On top of the mantel sits his bottle,
half-empty, waiting for a hand.
He stops to peer out the misty window;

his children are playing. The window
caulked by a wispy thread of snow,
layered in frost feels a tired hand
pressed upon face, making circles. The father
looks through a pane like a bottle
lifted to his eye. He places the broom

against the wall. As if alive, the broom
inches away from the window
emitting light. He has learned to bottle
times like these; seedhusks beneath snow
seeking the sun'’s topspin. The father
needful, reaches with his right hand

for a shot of vodka; once a large thick hand
that worked the earth, now, gaunt as a broom,
rawboned, each bristle a vein. Their aging father,
a ghost-like shape in the window
trembling against the assault of snow
and gale, hoists the half empty bottle

to his mouth, head held back. The bottle
salutes the house. The boys want a hand
someone to help fashion the potential of snow
into a man.
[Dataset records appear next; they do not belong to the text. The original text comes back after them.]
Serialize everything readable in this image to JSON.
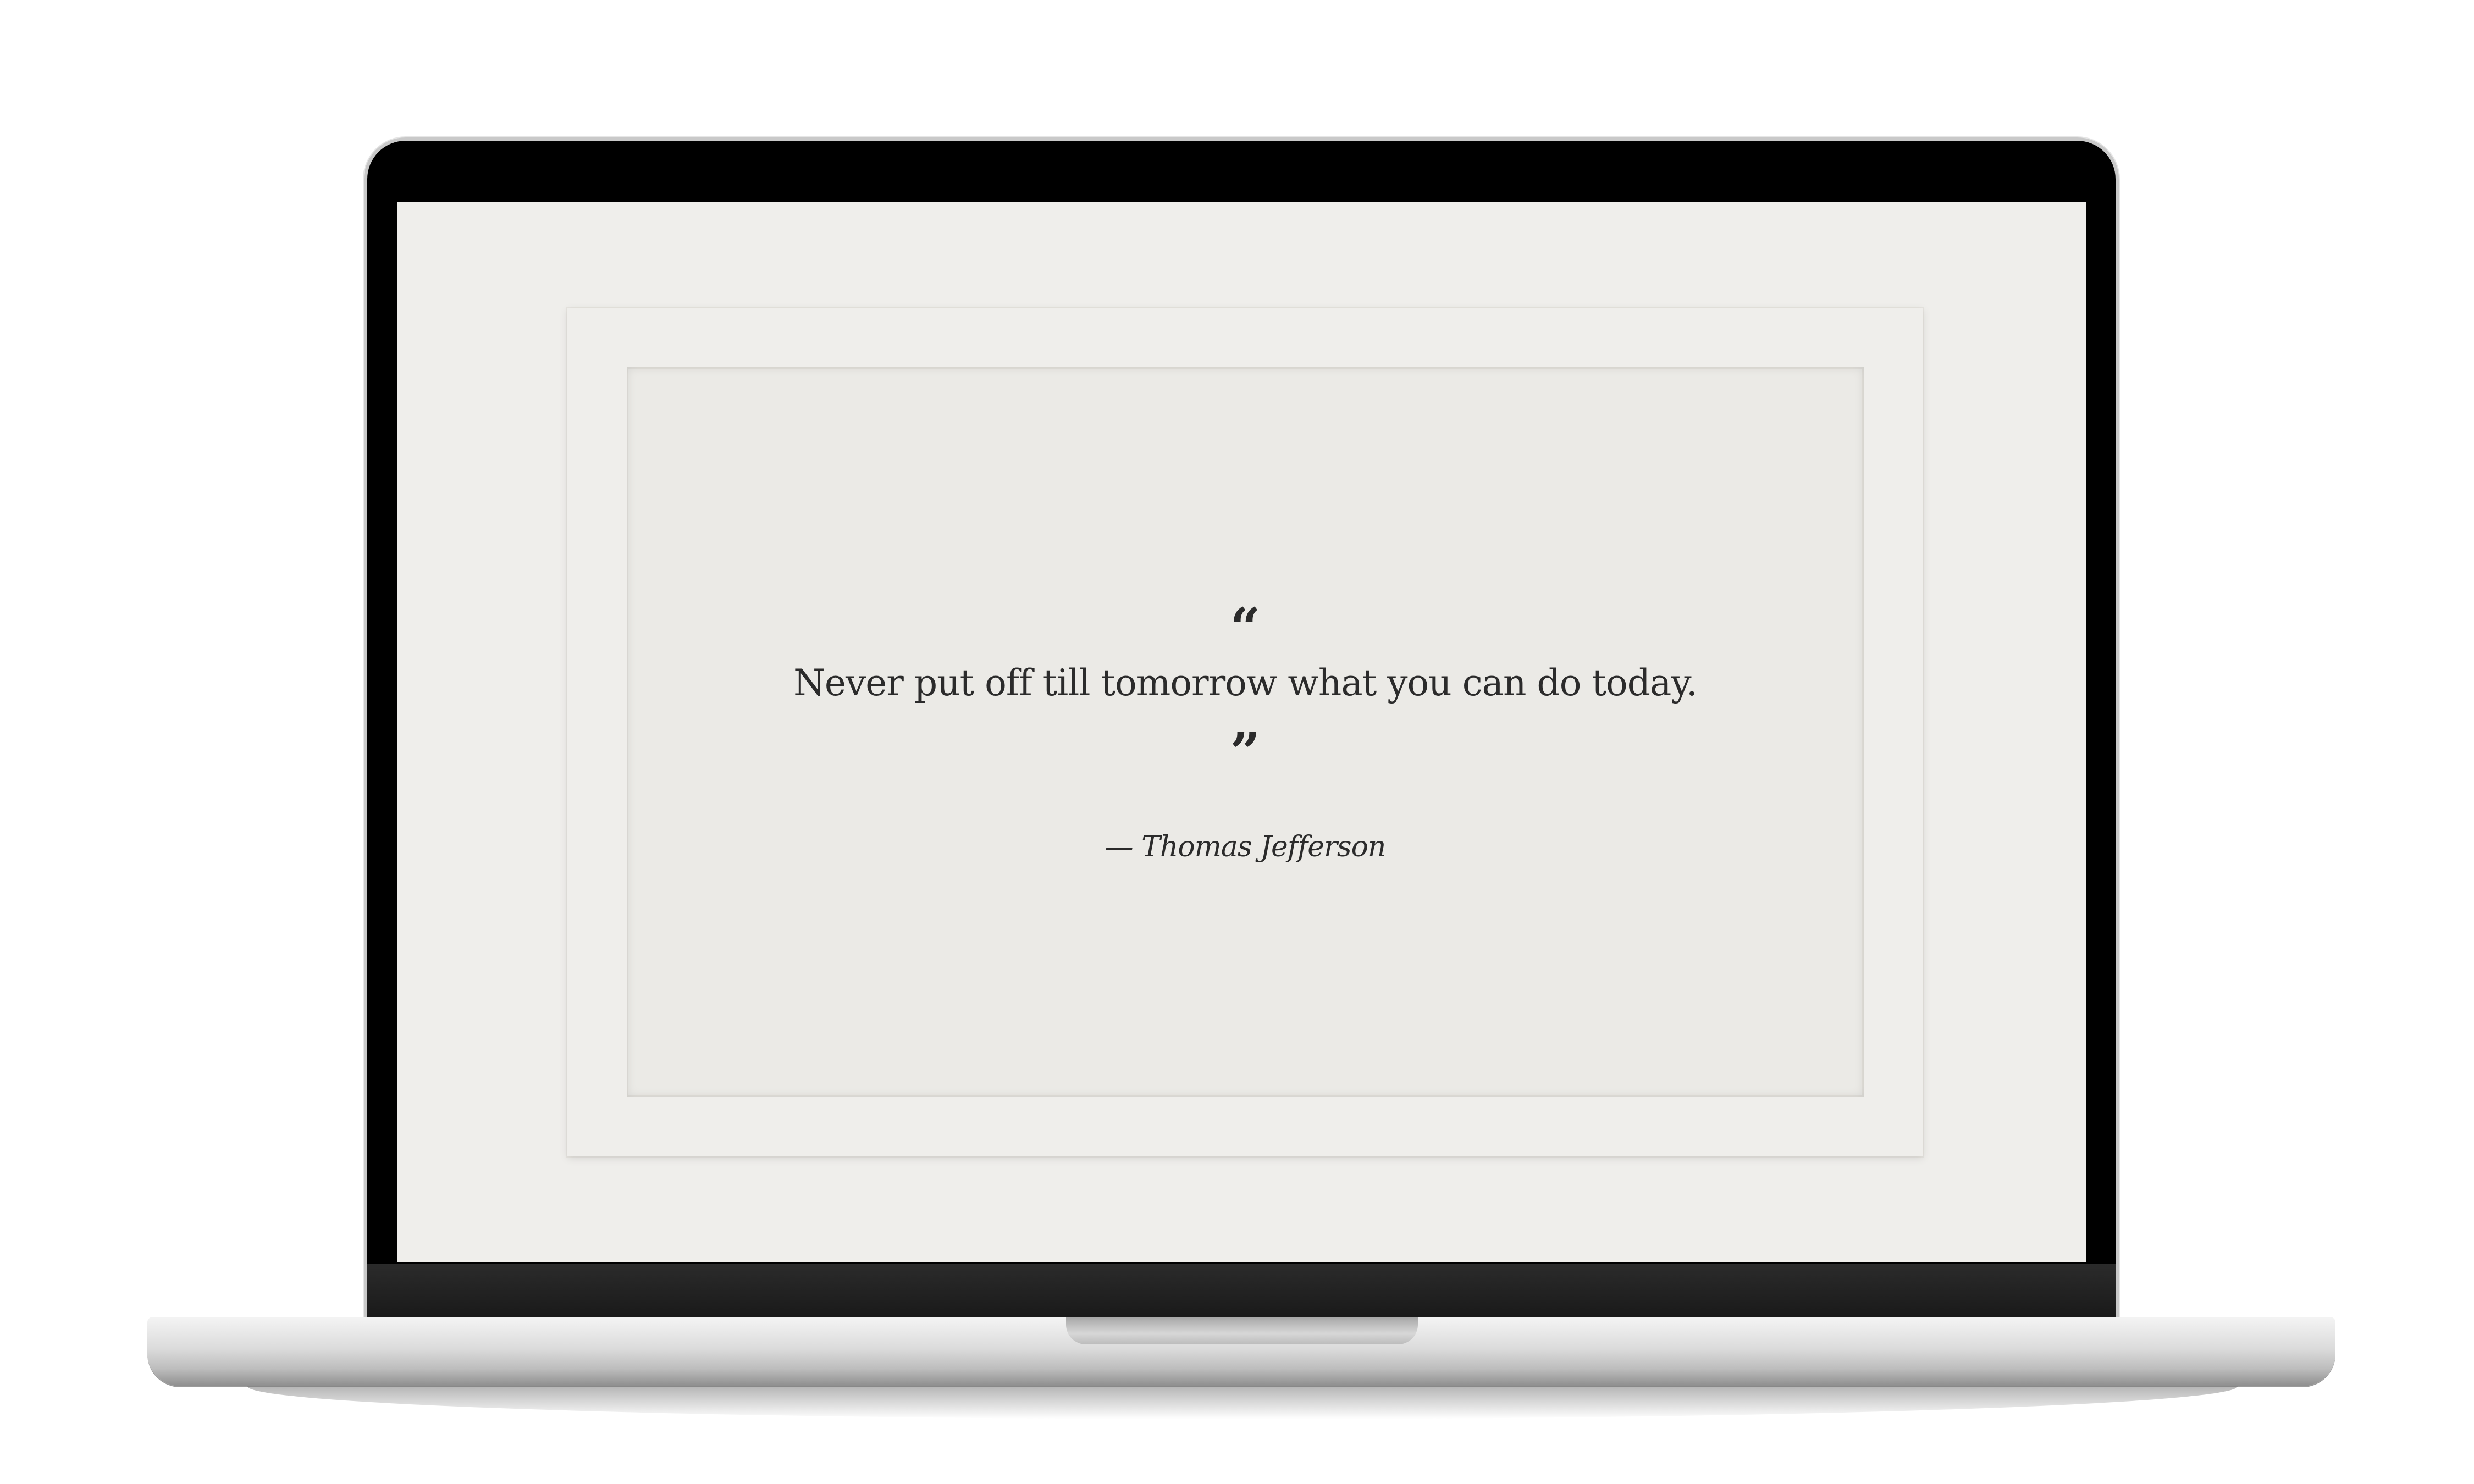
{
  "quote": {
    "open_mark": "“",
    "text": "Never put off till tomorrow what you can do today.",
    "close_mark": "”",
    "attribution": "— Thomas Jefferson"
  },
  "colors": {
    "screen_background": "#efeeeb",
    "card_background": "#ebeae6",
    "text": "#2b2b2b",
    "bezel": "#000000"
  }
}
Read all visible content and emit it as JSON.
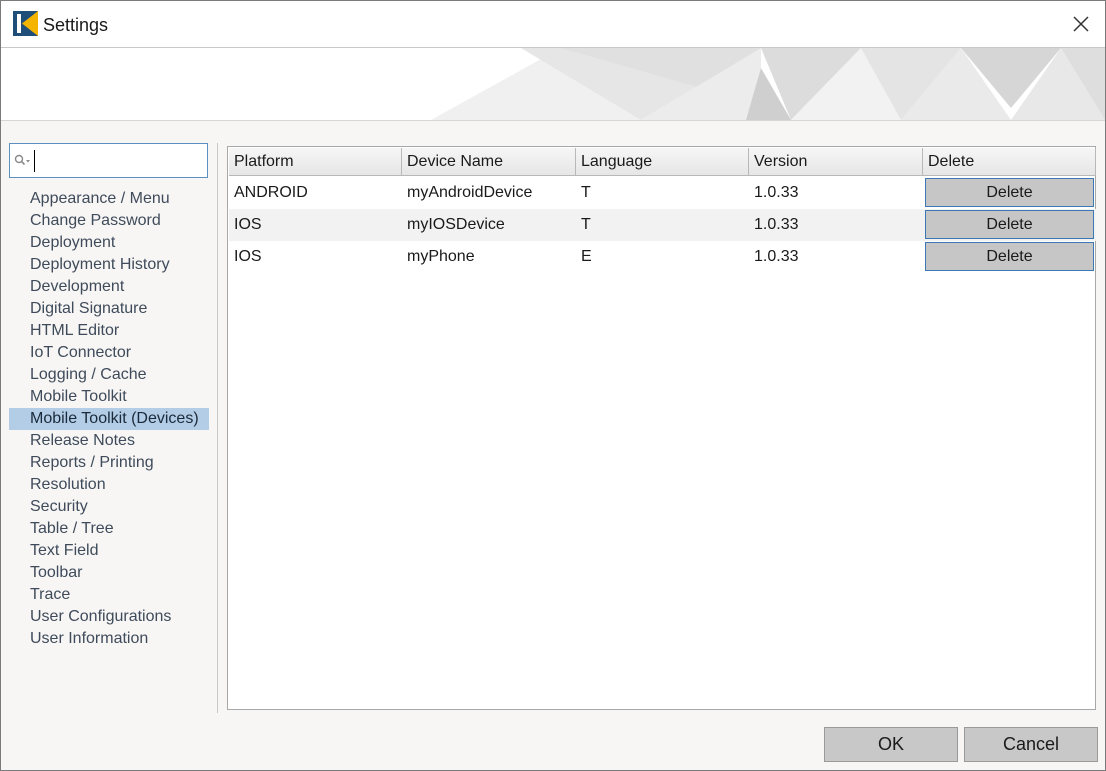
{
  "window": {
    "title": "Settings",
    "app_icon": "app-logo-icon",
    "close_icon": "close-icon"
  },
  "search": {
    "value": "",
    "placeholder": "",
    "icon": "search-icon"
  },
  "sidebar": {
    "items": [
      {
        "label": "Appearance / Menu"
      },
      {
        "label": "Change Password"
      },
      {
        "label": "Deployment"
      },
      {
        "label": "Deployment History"
      },
      {
        "label": "Development"
      },
      {
        "label": "Digital Signature"
      },
      {
        "label": "HTML Editor"
      },
      {
        "label": "IoT Connector"
      },
      {
        "label": "Logging / Cache"
      },
      {
        "label": "Mobile Toolkit"
      },
      {
        "label": "Mobile Toolkit (Devices)"
      },
      {
        "label": "Release Notes"
      },
      {
        "label": "Reports / Printing"
      },
      {
        "label": "Resolution"
      },
      {
        "label": "Security"
      },
      {
        "label": "Table / Tree"
      },
      {
        "label": "Text Field"
      },
      {
        "label": "Toolbar"
      },
      {
        "label": "Trace"
      },
      {
        "label": "User Configurations"
      },
      {
        "label": "User Information"
      }
    ],
    "selected": "Mobile Toolkit (Devices)"
  },
  "devices_table": {
    "columns": [
      "Platform",
      "Device Name",
      "Language",
      "Version",
      "Delete"
    ],
    "rows": [
      {
        "platform": "ANDROID",
        "device_name": "myAndroidDevice",
        "language": "T",
        "version": "1.0.33",
        "delete_label": "Delete"
      },
      {
        "platform": "IOS",
        "device_name": "myIOSDevice",
        "language": "T",
        "version": "1.0.33",
        "delete_label": "Delete"
      },
      {
        "platform": "IOS",
        "device_name": "myPhone",
        "language": "E",
        "version": "1.0.33",
        "delete_label": "Delete"
      }
    ]
  },
  "footer": {
    "ok_label": "OK",
    "cancel_label": "Cancel"
  },
  "colors": {
    "selection": "#b4cde6",
    "button": "#c6c6c6",
    "focus_border": "#3b78b5",
    "background": "#f7f6f5"
  }
}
The dried, frayed broom
between hearth and window
catches ablaze concealed from the father.

Enchanted, he remembers his father
knocking down tall trees. The empty bottle
falls from lips, the window
explodes, a red cloud, a sleight of hand.
Soon, the house, the broom
will be a pile of ashes in the snow.

Three boys place a broom in a sea of snow
in the melting man'’s hand, shrine for their father
cradling a bottle, shadowless in the window.